Candi Penataran, Blitar




Candi
Penataran atau nama aslinya Candi Palah adalah sebuah gugusan candi
bersifat keagamaan Hindu SIwaitis yang terletak di Desa Penataran,
Kecamatan Nglegok, Kabupaten Blitar, Jawa Timur. Candi termegah dan
terluas di Jawa Timur ini terletak di lereng barat daya Gunung Kelud,
pada ketinggian 450 meter di atas permukaan laut. Dari prasasti yang
tersimpan di bagian candi diperkirakan candi ini dibangun pada masa Raja
Srengga dari Kerajaan Kadiri sekitar tahun 1200Masehi dan berlanjut
digunakan sampai masa pemerintahan Wikramawardhana, Raja Kerajaan
Majapahit sekitar tahun 1415. Dalam kitab Desawarnana atau
Nagarakretagama yang ditulis pada tahun 1365, Candi ini disebut sebagai
bangunan suci Palah yang dikunjungi Raja Hayam Wuruk dalam perjalanan
kerajaan bertamasya keliling Jawa Timur. Pada
masa pemerintahan Jayanegara candi Penataran mendapat perhatian
kembali, kemudian dilanjutkan pada masa Tribuanatunggadewi dan Hayam
Wuruk. Pemujaan terhadap Dewa Palah semakin kental diwarnai pemujaan
kepada Dewa Gunung atau Syiwa. Semenjak runtuhnya kerajaan Majapahit
yang kemudian disusul dengan masuknya agama Islam di Jawa, banyak
bangunan suci yang berkaitan dengan agama Hindu dan Budha begitu saja
ditinggalkan oleh masyarakat penganutnya. Lama kelamaan
bangunan-bangunan suci yang tidak lagi dipergunakan itu dilupakan oleh
orang karena masyarakat sebagian besar telah berganti kepercayaan.

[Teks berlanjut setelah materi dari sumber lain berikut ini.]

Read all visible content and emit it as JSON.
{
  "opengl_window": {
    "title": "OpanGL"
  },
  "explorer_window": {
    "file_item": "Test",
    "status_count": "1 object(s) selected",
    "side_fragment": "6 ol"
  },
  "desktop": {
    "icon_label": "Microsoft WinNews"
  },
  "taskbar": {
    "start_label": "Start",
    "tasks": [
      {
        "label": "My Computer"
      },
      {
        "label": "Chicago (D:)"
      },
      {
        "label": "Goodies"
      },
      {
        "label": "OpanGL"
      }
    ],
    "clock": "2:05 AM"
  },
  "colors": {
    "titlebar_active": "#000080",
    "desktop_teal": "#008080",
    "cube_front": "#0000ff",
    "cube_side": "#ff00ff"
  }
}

Akibatnya bangunan tersebut menjadi terlantar tidak ada lagi yang
mengurusnya, pada akhirnya tertimbun longsoran tanah dan semak-semak
belukar. Candi Penataran ditemukan kembali pada tahun 1815, tetapi
sampai tahun 1850 belum banyak dikenal. Seiring berjalannya waktu,
kompleks Candi Penataran yang dahulunya sempat terabaikan ini sekarang
mulai mendapatkan perhatian dari pemerintah dan kemudian dipugar. Dan
kini Candi tersebut menjadi tujuan wisata yang menarik.
Kompleks
candi ini adalah gugusan beberapa bangunan yang membujur dalam poros
barat laut tenggara. Di belakang candi utama di sisi timur terdapat
sungai yang berhulu di Gunung Kelud. Kompleks candi ini disusun dalam
pola linear, beberapa candi perwara dan balai pendopo terletak di depan
candi utama. Tata letak ini berbeda dengan candi pada langgam Jawa
Tengah. Pola susunan linear dengan pola agak tidak beraturan pada Candi
Penataran ini merupakan cirri khas langgam Jawa Timur yang berkembang
pada zaman Kediri hingga Majapahit. Kompleks bangunan Candi ini
menempati areal tanah seluas 12.946meter persegi berjajar membujur dari
barat laut ke timur ke tenggara. Seluruh halaman kompleks percandian
kecuali yang bagian tenggara dibagi menjadi tiga bagian, yang dipisahkan
oleh dua didnding. Susunannya sangat unik dan tidak tersusun simetris.
Hal ini menggambarkan bahwa pembuatan candi tidak dalam satu periode.
Selain sebagai kompleks percandian terluas, Candi Penataran juga
memiliki kekhasan dalam ikonografi reliefnya. Gaya reliefnya menunjukkan
bentuk yang jelas berbeda dari candi-candi di Jawa Tengah dari sebelum
abad ke-11. Wujud relief manusia digambarkan mirip wayang kulit, seperti
yang bisa dijumpai pada gaya pengukiran yang ditemukan.